Cleaning and Prepping the Metal
Do not throw greasy, dirty scrap into the furnace.
Oil, dirt, and paint burn into nasty slag, which ruins the metal’s purity and alters the melting point. Sandblast your brass pieces or drop them into an acid pickle to eat away the grime. The cleaner your metal, the smoother it melts.
Adding Flux and Skimming Dross
Once the brass turns into a glowing, slushy orange liquid, it is time to clean house.
As the brass melts near 900°C (1650°F), impurities float to the top. This crusty, nasty layer is called dross. To fix it, toss in a small pinch of flux like borax. The flux acts like a magnet for the dirt. It turns the oxides into an easily removable skin.
Take your long steel skimming tool and scrape that dross layer completely off the top of the molten metal.
Pouring and Cooling
Now, the metal is fully a liquidus state. Do not waste time. If you leave it in the furnace, the zinc boils away into a toxic white cloud.
Grab your lifting tongs. Pour the brass in a single, smooth, continuous stream. If you stop and restart, you trap air bubbles inside the mold.
Once your mold is full, step back. Brass needs slow, steady cooling to shrink evenly and form a strong crystal structure.
Wait an hour or more, then crack open your mold to reveal your shiny new brass part. But if things look a little funny when you pull it out, do not panic. Every metalworker faces a bad pour eventually. Let’s fix the most common casting disasters.
Troubleshooting Common Brass Melting Fails
You open your mold and excitedly pull out your new part. But instead of smooth metal, it looks awful. Mistakes happen, but understanding the melting point of brass gives you the power to fix them fast.
Here is how to solve the two most common casting disasters that we traditionally see during prototype runs.
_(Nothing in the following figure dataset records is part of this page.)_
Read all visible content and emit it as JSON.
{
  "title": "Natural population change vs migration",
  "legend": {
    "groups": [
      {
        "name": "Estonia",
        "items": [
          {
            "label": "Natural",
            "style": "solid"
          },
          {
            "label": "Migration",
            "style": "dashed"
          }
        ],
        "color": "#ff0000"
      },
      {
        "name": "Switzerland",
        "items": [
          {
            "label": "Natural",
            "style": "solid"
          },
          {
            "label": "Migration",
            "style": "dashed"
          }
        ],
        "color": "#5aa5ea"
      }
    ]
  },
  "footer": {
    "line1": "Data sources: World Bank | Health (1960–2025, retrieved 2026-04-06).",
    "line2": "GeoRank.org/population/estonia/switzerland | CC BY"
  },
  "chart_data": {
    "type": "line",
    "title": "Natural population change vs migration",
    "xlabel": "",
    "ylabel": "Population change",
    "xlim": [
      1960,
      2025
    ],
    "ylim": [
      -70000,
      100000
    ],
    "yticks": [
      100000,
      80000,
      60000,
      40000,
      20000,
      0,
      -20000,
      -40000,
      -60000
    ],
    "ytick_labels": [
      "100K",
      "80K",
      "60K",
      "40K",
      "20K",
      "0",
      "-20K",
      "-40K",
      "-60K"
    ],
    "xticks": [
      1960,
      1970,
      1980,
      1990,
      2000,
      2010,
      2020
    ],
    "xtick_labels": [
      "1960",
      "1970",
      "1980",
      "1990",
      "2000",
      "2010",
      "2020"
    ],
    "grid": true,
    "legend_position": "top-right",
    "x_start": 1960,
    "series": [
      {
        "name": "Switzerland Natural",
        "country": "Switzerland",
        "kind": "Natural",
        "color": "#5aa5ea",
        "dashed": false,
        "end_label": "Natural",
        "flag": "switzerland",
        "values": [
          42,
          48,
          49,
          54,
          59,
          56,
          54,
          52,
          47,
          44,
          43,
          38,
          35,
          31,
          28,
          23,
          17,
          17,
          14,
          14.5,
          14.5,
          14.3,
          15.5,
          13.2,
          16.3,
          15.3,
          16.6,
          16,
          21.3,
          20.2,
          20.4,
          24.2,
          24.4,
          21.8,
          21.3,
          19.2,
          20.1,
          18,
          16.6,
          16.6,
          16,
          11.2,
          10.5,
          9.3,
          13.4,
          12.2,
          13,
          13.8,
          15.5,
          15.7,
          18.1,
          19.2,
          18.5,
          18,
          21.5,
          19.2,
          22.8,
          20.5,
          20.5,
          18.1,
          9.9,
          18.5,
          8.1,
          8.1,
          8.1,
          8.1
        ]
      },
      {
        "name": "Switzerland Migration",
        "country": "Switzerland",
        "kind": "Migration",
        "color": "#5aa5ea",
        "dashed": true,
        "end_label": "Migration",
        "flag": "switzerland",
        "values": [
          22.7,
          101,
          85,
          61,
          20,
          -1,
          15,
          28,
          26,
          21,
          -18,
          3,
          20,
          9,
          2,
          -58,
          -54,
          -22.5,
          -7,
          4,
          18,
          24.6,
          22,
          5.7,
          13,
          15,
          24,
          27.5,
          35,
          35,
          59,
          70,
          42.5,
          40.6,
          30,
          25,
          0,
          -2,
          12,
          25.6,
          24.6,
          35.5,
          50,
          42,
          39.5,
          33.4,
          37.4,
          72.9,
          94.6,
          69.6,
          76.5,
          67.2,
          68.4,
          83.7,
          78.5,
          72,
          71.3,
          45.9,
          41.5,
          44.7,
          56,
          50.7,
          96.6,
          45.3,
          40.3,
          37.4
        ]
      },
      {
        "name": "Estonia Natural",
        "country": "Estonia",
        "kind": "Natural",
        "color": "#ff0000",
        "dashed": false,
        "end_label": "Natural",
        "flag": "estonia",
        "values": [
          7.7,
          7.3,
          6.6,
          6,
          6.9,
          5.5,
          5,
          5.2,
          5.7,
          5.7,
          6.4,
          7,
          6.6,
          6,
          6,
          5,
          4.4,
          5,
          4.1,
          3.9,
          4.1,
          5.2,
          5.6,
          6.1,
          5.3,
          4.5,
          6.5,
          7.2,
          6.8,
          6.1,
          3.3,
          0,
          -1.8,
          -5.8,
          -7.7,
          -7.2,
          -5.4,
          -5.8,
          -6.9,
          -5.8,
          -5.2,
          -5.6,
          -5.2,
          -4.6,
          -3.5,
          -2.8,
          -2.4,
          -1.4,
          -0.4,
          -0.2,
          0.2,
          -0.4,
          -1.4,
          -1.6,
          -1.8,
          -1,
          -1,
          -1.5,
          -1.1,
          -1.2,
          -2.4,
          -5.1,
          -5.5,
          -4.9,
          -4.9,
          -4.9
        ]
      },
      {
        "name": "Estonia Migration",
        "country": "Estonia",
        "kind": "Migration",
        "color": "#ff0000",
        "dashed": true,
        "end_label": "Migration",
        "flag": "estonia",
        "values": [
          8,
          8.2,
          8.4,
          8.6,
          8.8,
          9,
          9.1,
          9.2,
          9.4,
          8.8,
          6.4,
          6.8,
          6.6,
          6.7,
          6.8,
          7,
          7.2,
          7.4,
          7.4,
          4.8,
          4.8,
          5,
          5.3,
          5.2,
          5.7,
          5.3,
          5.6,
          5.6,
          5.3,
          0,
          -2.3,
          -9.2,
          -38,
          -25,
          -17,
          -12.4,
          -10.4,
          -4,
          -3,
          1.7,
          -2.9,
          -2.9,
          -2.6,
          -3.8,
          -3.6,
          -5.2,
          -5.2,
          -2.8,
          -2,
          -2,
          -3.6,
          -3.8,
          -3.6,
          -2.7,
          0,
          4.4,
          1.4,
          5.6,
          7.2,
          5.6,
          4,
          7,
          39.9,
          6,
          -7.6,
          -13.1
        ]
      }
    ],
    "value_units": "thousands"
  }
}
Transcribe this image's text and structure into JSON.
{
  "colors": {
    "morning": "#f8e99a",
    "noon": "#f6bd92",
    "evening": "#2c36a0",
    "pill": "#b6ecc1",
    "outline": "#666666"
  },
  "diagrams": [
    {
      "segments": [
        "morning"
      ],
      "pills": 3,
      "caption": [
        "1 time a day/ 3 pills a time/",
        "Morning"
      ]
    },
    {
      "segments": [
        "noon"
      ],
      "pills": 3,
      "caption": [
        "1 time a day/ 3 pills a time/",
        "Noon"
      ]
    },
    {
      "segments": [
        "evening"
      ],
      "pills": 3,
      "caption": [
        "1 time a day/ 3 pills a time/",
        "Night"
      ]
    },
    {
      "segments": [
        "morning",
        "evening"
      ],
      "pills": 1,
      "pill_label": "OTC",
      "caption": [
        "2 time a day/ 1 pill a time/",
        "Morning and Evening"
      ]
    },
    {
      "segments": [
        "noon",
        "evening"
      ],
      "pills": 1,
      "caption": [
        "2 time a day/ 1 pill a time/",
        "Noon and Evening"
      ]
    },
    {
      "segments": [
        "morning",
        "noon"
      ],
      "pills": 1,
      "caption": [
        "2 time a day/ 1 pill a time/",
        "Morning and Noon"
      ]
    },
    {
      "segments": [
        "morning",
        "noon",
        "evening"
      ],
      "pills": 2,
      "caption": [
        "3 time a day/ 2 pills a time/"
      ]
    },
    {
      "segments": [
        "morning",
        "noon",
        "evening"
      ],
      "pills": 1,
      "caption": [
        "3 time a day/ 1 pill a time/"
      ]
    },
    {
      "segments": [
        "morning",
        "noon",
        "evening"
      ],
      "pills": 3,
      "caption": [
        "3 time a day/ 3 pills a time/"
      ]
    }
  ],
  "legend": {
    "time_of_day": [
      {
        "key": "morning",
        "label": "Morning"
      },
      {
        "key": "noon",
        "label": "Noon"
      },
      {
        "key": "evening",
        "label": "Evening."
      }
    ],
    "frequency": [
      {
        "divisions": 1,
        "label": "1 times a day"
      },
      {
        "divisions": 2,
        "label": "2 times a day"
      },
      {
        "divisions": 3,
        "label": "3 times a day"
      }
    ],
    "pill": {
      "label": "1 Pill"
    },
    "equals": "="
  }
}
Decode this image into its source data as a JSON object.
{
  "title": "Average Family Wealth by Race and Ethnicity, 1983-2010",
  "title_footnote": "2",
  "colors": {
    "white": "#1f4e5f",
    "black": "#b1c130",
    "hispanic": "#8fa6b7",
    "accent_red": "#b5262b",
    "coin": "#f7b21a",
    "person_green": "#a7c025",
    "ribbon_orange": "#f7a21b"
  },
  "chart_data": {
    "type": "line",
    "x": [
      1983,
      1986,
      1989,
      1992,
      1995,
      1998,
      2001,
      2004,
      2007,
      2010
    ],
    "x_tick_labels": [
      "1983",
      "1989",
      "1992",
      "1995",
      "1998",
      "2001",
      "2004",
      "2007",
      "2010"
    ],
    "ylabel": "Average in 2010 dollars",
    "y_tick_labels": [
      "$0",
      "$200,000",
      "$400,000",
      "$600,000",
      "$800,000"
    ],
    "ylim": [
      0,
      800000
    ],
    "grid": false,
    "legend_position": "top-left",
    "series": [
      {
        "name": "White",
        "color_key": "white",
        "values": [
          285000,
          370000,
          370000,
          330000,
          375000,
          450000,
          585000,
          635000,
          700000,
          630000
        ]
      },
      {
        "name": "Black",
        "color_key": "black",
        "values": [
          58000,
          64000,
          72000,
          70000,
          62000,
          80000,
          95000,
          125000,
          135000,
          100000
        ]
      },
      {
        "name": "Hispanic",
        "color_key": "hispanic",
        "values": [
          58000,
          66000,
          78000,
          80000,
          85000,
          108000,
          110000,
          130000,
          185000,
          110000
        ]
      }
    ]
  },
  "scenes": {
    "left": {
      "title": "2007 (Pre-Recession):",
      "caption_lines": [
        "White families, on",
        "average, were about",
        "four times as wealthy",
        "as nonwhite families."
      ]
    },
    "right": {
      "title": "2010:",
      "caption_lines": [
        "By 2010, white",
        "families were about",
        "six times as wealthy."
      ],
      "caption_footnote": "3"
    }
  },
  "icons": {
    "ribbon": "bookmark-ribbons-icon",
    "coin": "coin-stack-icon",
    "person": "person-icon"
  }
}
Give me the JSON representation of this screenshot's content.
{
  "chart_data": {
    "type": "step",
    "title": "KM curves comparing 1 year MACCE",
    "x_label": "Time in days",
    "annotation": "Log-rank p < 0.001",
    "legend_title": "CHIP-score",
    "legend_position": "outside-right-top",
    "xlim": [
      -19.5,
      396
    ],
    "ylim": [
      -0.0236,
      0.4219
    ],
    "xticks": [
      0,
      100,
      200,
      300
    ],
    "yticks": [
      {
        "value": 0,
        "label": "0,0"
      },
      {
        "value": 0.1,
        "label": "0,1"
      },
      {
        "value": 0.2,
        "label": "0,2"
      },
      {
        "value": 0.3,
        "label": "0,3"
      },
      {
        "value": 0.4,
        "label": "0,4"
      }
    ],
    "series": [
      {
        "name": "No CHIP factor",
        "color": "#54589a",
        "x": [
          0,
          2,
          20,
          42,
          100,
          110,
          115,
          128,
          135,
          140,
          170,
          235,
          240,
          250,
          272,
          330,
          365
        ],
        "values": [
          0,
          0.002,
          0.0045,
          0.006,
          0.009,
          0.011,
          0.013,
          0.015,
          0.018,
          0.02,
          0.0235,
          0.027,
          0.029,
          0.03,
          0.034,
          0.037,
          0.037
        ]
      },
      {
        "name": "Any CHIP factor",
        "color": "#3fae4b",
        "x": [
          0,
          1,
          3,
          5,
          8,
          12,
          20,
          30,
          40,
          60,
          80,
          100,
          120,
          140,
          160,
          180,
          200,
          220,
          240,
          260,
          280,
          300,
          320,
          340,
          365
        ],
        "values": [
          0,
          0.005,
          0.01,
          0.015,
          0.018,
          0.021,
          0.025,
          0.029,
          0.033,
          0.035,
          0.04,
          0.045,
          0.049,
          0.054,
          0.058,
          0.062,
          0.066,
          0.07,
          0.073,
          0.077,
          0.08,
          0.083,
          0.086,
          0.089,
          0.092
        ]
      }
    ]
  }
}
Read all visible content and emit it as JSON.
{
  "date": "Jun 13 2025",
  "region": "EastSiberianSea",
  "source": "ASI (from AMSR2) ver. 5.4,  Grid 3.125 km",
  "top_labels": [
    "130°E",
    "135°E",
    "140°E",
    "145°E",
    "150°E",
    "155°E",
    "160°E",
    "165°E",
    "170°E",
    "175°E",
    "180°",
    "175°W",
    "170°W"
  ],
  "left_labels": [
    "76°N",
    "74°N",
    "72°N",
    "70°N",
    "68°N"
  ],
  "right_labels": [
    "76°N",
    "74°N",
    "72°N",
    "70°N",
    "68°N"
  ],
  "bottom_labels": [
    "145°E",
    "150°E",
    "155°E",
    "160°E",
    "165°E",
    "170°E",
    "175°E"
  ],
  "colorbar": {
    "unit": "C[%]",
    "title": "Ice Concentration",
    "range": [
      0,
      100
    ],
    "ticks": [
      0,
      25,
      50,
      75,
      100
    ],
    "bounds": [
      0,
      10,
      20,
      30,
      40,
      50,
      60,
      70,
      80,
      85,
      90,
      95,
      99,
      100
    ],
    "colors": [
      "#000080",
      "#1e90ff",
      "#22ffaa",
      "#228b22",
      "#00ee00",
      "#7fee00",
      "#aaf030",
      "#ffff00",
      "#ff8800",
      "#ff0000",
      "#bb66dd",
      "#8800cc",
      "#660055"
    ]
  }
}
Why Did My Casting Come Out Pitted and Bubbly?
If your finished part looks like Swiss cheese, you overheated the brass.
When you push the temperature way past the liquidus point, the molten metal acts like a sponge. It absorbs gases directly from the air. Worse, you probably started boiling off the zinc. As the metal cools in the mold, those trapped gases desperately try to escape. They freeze inside the brass, leaving tiny bubbles and ugly pits all over your part.
The fix: Turn down the heat. Use a digital pyrometer to track your exact temperature. Get the brass hot enough to pour smoothly, and stop there.
Why is My Melt Slushy or Chunky?
Did your brass look like a glowing slushy when you poured it? Did it freeze halfway through the mold, leaving you with a chunky, incomplete part? You poured it way too cold.
You were likely hovering right on the solidus line. The zinc started to melt, but the copper stayed solid. You never fully liquefied the metal.
Or, you barely hit the exact liquidus point but forgot your superheat. Superheat is a small temperature buffer, usually an extra 50°C to 100°C. You need this extra heat padding so the metal stays liquid while traveling through the cool air and into your mold.
The fix: Leave the crucible in the furnace a little longer. Make sure the metal flows like water before you lift the tongs.
Controlling your heat solves 90% of your shop problems. Now, let’s wrap up everything we’ve learned so you can get to work.
Conclusion
Understanding the melting point of brass is not about memorizing a number. It is about total control.
When you master that 900°C to 940°C (1650°F to 1725°F) sweet spot, your entire process transforms. Your pours come out clean and smooth. You stop boiling off zinc and breathing toxic fumes. You save fuel, and your cutting tools last significantly longer.
Whether you are melting old valves in a backyard foundry or handling precision sheet metal fabrication like our team does here at ShincoFab, the rule remains the exact same. Respecting the metal’s thermal limits is what separates a frustrating pile of scrap from a perfect part.
Sort your scrap carefully. Put on your safety gear. Keep a close eye on your pyrometer, and go melt some brass the right way.